Tuesday, 13 January 2009
The importance of elevated mixed layers in urban heat eave events east of the Rockies
Hall 5 (Phoenix Convention Center)
Thomas J. Galarneau Jr., NCAR, Boulder, CO; and J. M. Cordeira and L. F. Bosart
Previous work has demonstrated that high mid-level lapse rates, or elevated mixed layers (EMLs), are an important ingredient for the development of intense deep, moist convection. Along with contributing to a favorable environment for the development of severe mesoscale convective systems, EMLs can also be associated with extremely high surface air temperature (> 40°C) and dew point temperature (> 25°C) values during urban heat wave events over the continental United States (US). The former typically occurs over the northern High Plains of Nebraska and the Dakotas as the EML reaches the surface in association with sensible heat-driven boundary layer mixing. The latter can typically occur over the Great Lakes region and upper Mississippi valley as shallow moist boundary layers develop beneath EMLs either through northward moisture advection from over the Gulf of Mexico or by in situ growth through evapotranspiration processes from underlying vegetation. The low-level moisture slowly pools beneath the EML because the inversion at the base of the EML mitigates boundary layer mixing into the mid-troposphere.

The purpose of this presentation is two-fold. The first part of the presentation will introduce an objective climatology of EMLs over North America during 1974–2007 in order to assess the spatial and temporal variability of these features. With the climatology providing broader perspective, the second part of the presentation will examine the evolution and importance of EMLs during selected heat wave events that affected urban areas over the northern Plains and Great Lakes regions [e.g., July 1995 heat wave over Chicago, IL (CHI), and Milwaukee, WI].

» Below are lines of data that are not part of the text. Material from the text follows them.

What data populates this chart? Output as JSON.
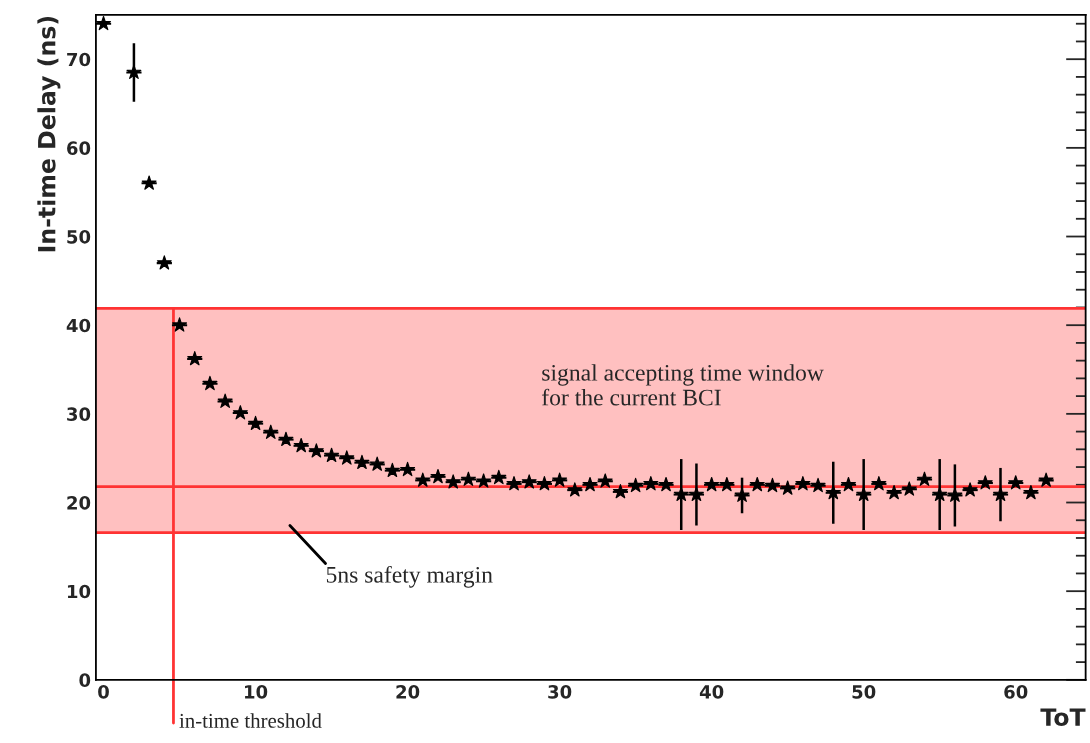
{
  "chart_data": {
    "type": "scatter",
    "xlabel": "ToT",
    "ylabel": "In-time Delay (ns)",
    "x": [
      0,
      2,
      3,
      4,
      5,
      6,
      7,
      8,
      9,
      10,
      11,
      12,
      13,
      14,
      15,
      16,
      17,
      18,
      19,
      20,
      21,
      22,
      23,
      24,
      25,
      26,
      27,
      28,
      29,
      30,
      31,
      32,
      33,
      34,
      35,
      36,
      37,
      38,
      39,
      40,
      41,
      42,
      43,
      44,
      45,
      46,
      47,
      48,
      49,
      50,
      51,
      52,
      53,
      54,
      55,
      56,
      57,
      58,
      59,
      60,
      61,
      62
    ],
    "values": [
      74,
      68.5,
      56,
      47,
      40,
      36.2,
      33.4,
      31.4,
      30.1,
      28.9,
      27.9,
      27.1,
      26.4,
      25.8,
      25.3,
      25.0,
      24.5,
      24.3,
      23.6,
      23.7,
      22.5,
      22.9,
      22.3,
      22.6,
      22.4,
      22.8,
      22.1,
      22.3,
      22.1,
      22.5,
      21.4,
      22.0,
      22.4,
      21.2,
      21.9,
      22.1,
      22.0,
      20.9,
      20.9,
      22.0,
      22.0,
      20.8,
      22.0,
      21.9,
      21.6,
      22.1,
      21.9,
      21.1,
      22.0,
      20.9,
      22.1,
      21.1,
      21.5,
      22.6,
      20.9,
      20.8,
      21.4,
      22.2,
      20.9,
      22.2,
      21.1,
      22.5
    ],
    "errors": [
      null,
      3.3,
      null,
      null,
      null,
      null,
      null,
      null,
      null,
      null,
      null,
      null,
      null,
      null,
      null,
      null,
      null,
      null,
      null,
      null,
      null,
      null,
      null,
      null,
      null,
      null,
      null,
      null,
      null,
      null,
      null,
      null,
      null,
      null,
      null,
      null,
      null,
      4,
      3.5,
      null,
      null,
      2,
      null,
      null,
      null,
      null,
      null,
      3.5,
      null,
      4,
      null,
      null,
      null,
      null,
      4,
      3.5,
      null,
      null,
      3,
      null,
      null,
      null
    ],
    "color": "#000000",
    "marker": "star",
    "xlim": [
      -0.5,
      64.6
    ],
    "xticks": [
      0,
      10,
      20,
      30,
      40,
      50,
      60
    ],
    "ylim": [
      0,
      75
    ],
    "yticks": [
      0,
      10,
      20,
      30,
      40,
      50,
      60,
      70
    ],
    "bands": [
      {
        "axis": "y",
        "from": 16.6,
        "to": 41.9,
        "label": "signal accepting time window\nfor the current BCI",
        "color": "#ffc0c0"
      }
    ],
    "ref_lines": [
      {
        "axis": "y",
        "value": 41.9,
        "color": "#ff3333"
      },
      {
        "axis": "y",
        "value": 21.8,
        "color": "#ff3333"
      },
      {
        "axis": "y",
        "value": 16.6,
        "color": "#ff3333"
      },
      {
        "axis": "x",
        "value": 4.6,
        "label": "in-time threshold",
        "color": "#ff3333"
      }
    ],
    "annotations": [
      "5ns safety margin"
    ],
    "xerrors": [
      0.5,
      0.5,
      0.5,
      0.5,
      0.5,
      0.5,
      0.5,
      0.5,
      0.5,
      0.5,
      0.5,
      0.5,
      0.5,
      0.5,
      0.5,
      0.5,
      0.5,
      0.5,
      0.5,
      0.5,
      0.5,
      0.5,
      0.5,
      0.5,
      0.5,
      0.5,
      0.5,
      0.5,
      0.5,
      0.5,
      0.5,
      0.5,
      0.5,
      0.5,
      0.5,
      0.5,
      0.5,
      0.5,
      0.5,
      0.5,
      0.5,
      0.5,
      0.5,
      0.5,
      0.5,
      0.5,
      0.5,
      0.5,
      0.5,
      0.5,
      0.5,
      0.5,
      0.5,
      0.5,
      0.5,
      0.5,
      0.5,
      0.5,
      0.5,
      0.5,
      0.5,
      0.5
    ],
    "grid": false
  }
}
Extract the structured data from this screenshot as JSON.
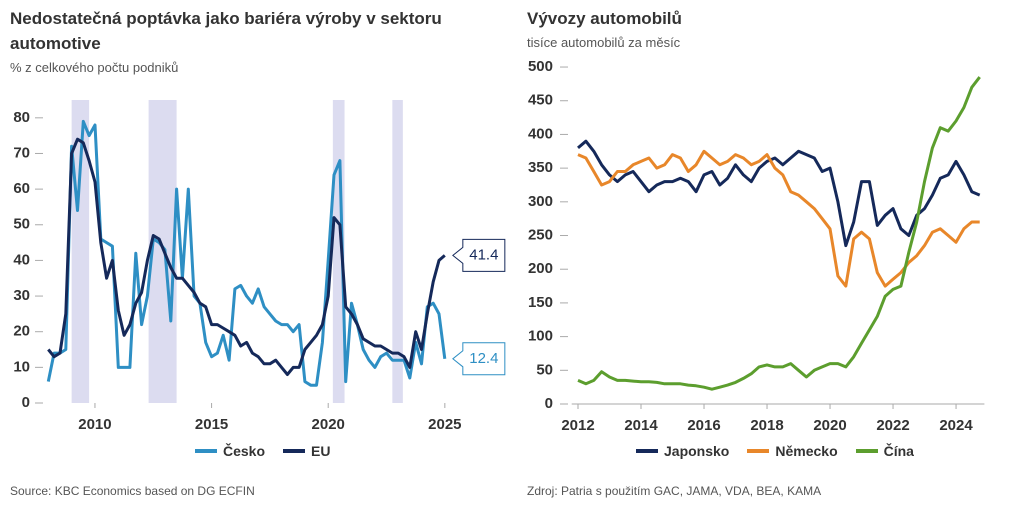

Preliminary results from the climatology highlight a warm season maximum in high lapse rates over the Intermountain West that expands poleward during March through August. These high lapse rates tend to advect eastward over the northern Great Plains and Great Lakes region during June through August in conjunction with strong westerly flow aloft over the northern US on the poleward side of the climatological upper-level anticyclone over the southern-central US. Cursory examination of the July 1995 CHI heat wave case study suggests that an EML was advected eastward to over the northern Great Plains and Great Lakes region during 9–14 July 1995. This EML was important in contributing to surface dew point temperature values > 25°C over the greater CHI area, by inhibiting the vertical mixing of near-surface moisture, produced in situ via evapotranspiration processes, into the midtroposphere. These high surface dew point temperature values, combined with air temperature values >35°C, contributed to ~800 casualties throughout the greater CHI area as previous work has indicated.